他虽然不知道究竟发生了什么,但东厂的恶名他还是听过的。
甚至昔日有段时间。
整个大晋无人不闻东厂丧胆。
“不用担心。”
“他们不敢对我严刑逼供。”
苏长歌淡定的说着。
锦衣卫对付普通官员或者案子可能会屈打成招,严刑逼问。
但这件事关系到皇室,而且自己也不是没有后台的普通人,锦衣卫但凡敢对自己轻易用刑,那道理就不在他们手上。
毕竟皇帝和太子又不是傻子。
一眼就能看出来。
到时东厂费尽心思伪造的证据,还没等拿出来就被视为作假。
这反而与他们的目的相悖。
东厂想要的,是利用各种证据,在皇帝和太子面前坐实自己的罪名。
唯有这样,才能在自己这个没有半点嫌疑的人身上,扣上谋害皇孙的帽子,否则在所有人眼中他们就是屈打成招。
除此之外。
指挥使一出现,苏长歌想不跟锦衣卫走也不行。
毕竟黑衣人就算再强,也只能保住自己一人,而府内其他人,鱼幼薇或许能自保,可王伯还有一众侍卫怎么办?
眼睁睁看着他们被乱刀砍死?
诚然。
苏长歌不是无私圣人。
但也却不想因为自己而牵连无辜,害的府内上百人丢了性命。
此时。
锦衣卫指挥使听到苏长歌的话。
不由佩服他的胆量和智谋。
确实,事关皇室。
他们不敢对苏长歌轻易动手,那样只会得不偿失。
毕竟眼前这位不仅是吏部尚书之弟,而且前不久还引动天地异象,名扬皇都,声望颇高,就连皇帝都下旨赏赐。
对苏长歌严刑拷问。
不论结果如何,刚开局东厂和锦衣卫就得吃不了兜着走。
随即,指挥使开口道。
“苏状元,那走吧。
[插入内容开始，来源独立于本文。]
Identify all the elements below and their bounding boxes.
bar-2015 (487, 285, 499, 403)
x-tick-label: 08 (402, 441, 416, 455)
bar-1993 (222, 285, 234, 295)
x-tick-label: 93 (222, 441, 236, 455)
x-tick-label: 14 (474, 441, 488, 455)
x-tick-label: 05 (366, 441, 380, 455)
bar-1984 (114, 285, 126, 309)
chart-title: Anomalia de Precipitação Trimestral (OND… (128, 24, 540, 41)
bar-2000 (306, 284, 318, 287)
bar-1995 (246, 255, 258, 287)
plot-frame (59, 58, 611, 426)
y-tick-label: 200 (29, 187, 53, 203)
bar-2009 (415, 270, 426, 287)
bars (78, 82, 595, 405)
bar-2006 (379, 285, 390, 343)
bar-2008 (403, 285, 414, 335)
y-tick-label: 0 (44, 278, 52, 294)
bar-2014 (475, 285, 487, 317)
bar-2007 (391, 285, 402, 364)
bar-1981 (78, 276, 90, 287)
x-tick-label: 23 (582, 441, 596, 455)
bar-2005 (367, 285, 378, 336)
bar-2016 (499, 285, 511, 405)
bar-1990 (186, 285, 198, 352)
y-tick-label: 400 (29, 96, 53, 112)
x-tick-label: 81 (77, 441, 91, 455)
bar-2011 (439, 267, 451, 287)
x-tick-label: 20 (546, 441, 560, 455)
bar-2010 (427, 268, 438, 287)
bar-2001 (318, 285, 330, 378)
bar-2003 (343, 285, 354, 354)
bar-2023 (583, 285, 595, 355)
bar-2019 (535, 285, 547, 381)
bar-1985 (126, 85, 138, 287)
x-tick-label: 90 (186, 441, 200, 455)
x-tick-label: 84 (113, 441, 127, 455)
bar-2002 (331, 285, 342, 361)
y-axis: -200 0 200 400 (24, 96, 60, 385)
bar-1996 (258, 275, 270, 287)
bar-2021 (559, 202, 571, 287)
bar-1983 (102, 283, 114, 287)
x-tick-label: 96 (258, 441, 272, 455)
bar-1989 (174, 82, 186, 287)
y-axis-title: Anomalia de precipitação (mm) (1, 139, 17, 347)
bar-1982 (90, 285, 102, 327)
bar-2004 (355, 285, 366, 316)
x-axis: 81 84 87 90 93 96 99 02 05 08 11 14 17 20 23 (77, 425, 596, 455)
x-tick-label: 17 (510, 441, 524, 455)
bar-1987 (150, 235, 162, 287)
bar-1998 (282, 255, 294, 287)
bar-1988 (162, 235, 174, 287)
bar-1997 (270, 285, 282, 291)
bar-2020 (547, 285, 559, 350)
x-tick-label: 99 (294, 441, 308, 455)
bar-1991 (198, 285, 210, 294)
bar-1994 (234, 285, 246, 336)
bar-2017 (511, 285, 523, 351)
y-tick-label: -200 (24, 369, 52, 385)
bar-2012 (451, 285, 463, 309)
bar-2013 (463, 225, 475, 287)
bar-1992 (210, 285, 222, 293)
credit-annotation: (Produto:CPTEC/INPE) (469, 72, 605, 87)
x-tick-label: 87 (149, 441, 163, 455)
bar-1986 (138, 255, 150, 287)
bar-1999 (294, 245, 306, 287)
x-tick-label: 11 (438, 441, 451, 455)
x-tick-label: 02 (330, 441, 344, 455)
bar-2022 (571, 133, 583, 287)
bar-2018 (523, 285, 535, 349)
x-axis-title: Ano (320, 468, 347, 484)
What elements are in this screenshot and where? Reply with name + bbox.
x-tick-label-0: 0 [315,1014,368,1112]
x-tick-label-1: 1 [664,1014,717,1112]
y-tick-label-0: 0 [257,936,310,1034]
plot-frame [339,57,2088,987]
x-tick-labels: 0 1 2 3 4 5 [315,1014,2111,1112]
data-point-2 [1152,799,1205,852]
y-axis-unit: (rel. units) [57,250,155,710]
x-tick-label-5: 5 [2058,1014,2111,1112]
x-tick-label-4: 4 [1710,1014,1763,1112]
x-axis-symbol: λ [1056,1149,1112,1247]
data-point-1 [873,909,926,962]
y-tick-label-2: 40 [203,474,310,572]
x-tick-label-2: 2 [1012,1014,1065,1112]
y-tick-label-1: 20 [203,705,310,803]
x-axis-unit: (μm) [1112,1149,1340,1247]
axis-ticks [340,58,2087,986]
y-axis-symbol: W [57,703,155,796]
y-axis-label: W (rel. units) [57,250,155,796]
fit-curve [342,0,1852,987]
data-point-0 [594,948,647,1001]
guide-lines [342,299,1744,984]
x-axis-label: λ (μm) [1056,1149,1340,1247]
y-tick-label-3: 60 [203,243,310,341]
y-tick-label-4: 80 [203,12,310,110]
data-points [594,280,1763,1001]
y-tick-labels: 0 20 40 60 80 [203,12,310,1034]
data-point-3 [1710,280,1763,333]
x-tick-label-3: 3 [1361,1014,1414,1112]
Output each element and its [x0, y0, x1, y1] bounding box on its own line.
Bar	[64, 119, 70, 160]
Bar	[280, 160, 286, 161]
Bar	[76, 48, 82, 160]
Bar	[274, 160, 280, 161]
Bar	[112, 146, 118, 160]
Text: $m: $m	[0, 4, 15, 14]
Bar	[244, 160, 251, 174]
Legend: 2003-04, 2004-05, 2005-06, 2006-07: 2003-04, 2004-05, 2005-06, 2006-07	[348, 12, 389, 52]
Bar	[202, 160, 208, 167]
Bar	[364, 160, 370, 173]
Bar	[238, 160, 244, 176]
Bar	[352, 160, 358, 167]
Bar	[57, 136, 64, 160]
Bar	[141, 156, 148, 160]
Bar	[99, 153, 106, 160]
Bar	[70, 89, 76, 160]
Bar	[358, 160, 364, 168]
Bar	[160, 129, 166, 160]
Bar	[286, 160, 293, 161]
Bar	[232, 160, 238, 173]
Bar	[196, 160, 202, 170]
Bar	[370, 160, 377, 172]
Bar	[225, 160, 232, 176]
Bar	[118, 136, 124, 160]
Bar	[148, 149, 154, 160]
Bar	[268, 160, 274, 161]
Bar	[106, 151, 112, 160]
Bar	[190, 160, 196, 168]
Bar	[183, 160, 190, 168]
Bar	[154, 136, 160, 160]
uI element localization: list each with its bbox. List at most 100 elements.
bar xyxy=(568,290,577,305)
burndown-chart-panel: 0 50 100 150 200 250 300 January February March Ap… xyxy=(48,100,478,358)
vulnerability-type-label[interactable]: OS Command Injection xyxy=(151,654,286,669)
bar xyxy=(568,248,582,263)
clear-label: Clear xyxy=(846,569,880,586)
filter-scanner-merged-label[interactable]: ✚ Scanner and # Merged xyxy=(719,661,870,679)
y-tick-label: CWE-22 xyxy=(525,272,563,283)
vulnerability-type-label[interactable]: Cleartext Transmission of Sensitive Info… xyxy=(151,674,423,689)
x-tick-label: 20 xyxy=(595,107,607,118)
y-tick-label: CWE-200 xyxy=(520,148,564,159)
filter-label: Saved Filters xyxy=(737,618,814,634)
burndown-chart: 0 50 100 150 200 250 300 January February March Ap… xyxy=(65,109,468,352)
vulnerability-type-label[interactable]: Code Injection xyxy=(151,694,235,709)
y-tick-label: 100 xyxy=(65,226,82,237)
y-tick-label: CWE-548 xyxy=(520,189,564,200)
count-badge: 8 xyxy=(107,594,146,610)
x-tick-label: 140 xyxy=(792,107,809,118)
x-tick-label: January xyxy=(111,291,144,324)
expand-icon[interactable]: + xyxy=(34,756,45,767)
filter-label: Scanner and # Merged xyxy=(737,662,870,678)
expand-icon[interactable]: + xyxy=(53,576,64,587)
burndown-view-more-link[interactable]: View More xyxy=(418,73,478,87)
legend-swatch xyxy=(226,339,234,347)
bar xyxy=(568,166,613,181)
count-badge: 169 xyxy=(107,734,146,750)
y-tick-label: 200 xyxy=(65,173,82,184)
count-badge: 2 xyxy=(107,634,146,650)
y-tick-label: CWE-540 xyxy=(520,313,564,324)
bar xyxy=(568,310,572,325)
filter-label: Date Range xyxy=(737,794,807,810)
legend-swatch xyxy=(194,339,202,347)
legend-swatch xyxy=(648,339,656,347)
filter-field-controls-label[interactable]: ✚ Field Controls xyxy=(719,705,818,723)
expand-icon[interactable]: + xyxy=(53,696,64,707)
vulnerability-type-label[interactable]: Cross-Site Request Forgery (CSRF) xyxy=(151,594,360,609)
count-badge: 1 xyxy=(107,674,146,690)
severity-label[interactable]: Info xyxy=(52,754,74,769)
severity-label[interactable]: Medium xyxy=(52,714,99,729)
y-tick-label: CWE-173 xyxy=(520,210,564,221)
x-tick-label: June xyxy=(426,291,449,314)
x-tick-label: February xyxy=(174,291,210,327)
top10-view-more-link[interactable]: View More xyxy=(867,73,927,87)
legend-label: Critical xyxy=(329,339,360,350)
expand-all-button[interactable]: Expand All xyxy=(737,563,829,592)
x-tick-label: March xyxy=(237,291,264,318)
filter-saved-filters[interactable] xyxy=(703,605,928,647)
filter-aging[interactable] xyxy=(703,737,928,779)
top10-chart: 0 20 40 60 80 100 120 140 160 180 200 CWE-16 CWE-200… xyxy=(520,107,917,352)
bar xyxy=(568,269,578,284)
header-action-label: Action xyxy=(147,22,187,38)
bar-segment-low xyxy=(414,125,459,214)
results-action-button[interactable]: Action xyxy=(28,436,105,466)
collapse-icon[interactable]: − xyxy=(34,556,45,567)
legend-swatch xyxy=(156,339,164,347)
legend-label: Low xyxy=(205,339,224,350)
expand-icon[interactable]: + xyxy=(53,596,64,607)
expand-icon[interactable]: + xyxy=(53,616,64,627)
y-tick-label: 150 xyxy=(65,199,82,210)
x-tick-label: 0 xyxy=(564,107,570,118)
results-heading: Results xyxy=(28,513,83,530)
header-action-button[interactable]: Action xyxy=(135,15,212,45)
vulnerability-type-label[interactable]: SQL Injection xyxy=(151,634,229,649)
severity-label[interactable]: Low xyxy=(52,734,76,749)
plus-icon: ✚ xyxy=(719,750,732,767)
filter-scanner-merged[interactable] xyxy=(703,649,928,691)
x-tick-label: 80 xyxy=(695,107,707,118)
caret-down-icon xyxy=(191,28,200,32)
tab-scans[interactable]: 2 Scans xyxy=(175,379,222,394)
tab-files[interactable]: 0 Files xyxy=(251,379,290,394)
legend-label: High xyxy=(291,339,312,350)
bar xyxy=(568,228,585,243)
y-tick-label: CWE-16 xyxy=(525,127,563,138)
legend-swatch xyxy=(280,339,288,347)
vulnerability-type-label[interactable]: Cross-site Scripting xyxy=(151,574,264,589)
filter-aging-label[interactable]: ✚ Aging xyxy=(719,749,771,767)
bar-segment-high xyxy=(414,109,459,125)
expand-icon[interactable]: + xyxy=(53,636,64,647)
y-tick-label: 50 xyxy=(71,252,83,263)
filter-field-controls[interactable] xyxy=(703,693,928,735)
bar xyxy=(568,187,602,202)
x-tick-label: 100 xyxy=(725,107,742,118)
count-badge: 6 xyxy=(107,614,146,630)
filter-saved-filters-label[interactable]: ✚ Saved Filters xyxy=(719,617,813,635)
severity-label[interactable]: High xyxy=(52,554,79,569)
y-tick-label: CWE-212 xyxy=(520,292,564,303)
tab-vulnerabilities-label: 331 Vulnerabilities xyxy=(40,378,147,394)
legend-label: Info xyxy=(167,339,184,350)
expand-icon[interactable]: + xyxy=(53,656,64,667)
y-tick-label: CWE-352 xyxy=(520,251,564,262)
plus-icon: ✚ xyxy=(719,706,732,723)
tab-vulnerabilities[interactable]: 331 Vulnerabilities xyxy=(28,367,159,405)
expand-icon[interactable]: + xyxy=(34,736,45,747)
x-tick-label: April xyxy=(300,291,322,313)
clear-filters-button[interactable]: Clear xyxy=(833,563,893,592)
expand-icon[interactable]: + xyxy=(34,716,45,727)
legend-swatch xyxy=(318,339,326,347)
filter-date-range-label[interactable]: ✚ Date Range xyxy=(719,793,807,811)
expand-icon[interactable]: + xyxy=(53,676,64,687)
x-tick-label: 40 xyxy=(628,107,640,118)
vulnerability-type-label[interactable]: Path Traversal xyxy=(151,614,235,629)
”
“不急。”
苏长歌此时却摇了摇头。
看到他这样,指挥使眉头微蹙,以为他是想故意拖延或者抗命。
但还没等他出声询问。
就见苏长歌抬手指向之前带头的锦衣卫。
“配合锦衣卫办案,我没有问题。”
“但你手下殴打我府中管家。”
“这笔账怎么算?”
报仇不隔夜。
苏长歌不是忍气吞声的人。
对方既然敢对王伯出手,那就要做好为那脚付出代价的准备。
听到这话,指挥使不以为意,他只想尽快把苏长歌带回去。
“这个简单。”
“李渡,你去给那位管家道歉。”
“指挥使大人...”
闻言,这名叫做李渡的锦衣卫有些不情愿。
自己可是堂堂锦衣卫千户。
打了就打了,还要给苏府一个仆从道歉。
这不是笑话吗?
可话虽如此,但当李渡接触到指挥使的眼神时,身子一颤。
还是决定屈服。
只是,还没等李渡道歉。
苏长歌的声音就再次在众人耳边响起。
“锦衣卫就是这样办事的吗?”
“我府中管家被踹了一脚,轻飘飘一句道歉就可以解决的了?”
“那是不是我踹指挥使你一脚。”
“也可以这样了事?”
苏长歌开口,面带冷意的看着对面。
王伯伺候他和大哥五六年。
苏长歌虽然对他没什么很深厚的感情,但也把他当做自己人。
锦衣卫不分青红皂白的对王伯动手。
苏长歌也不谈什么十倍奉还。
但这一脚。
必须得还回来。
而指挥使听到苏长歌的话,面色一寒,觉得他太过得寸进尺。
区区一名仆役而已。
自己都已经让手下人道歉,他竟然还不满意。
别忘了,你自己也只是个嫌犯!
想到这。
指挥使声音变得冰冷。
“那你想怎么样?”
指挥使开口。
他虽然不想把事情闹大,但若对方胡搅蛮缠,那也别怪他不客气!
“简单。”
“你手下踹了我的人一脚,等于是打了我脸。”
“那就这脸我必须打回去。”
“这样便两不相欠,我跟着你们回去接受调查。”
说到这,苏长歌耸了耸肩,继续道:“当然,你也可以拒绝,用强把我带走,前提是你有把握打赢这位鬼脸前辈。”
此话一出。
指挥使的脸色变得难看至极。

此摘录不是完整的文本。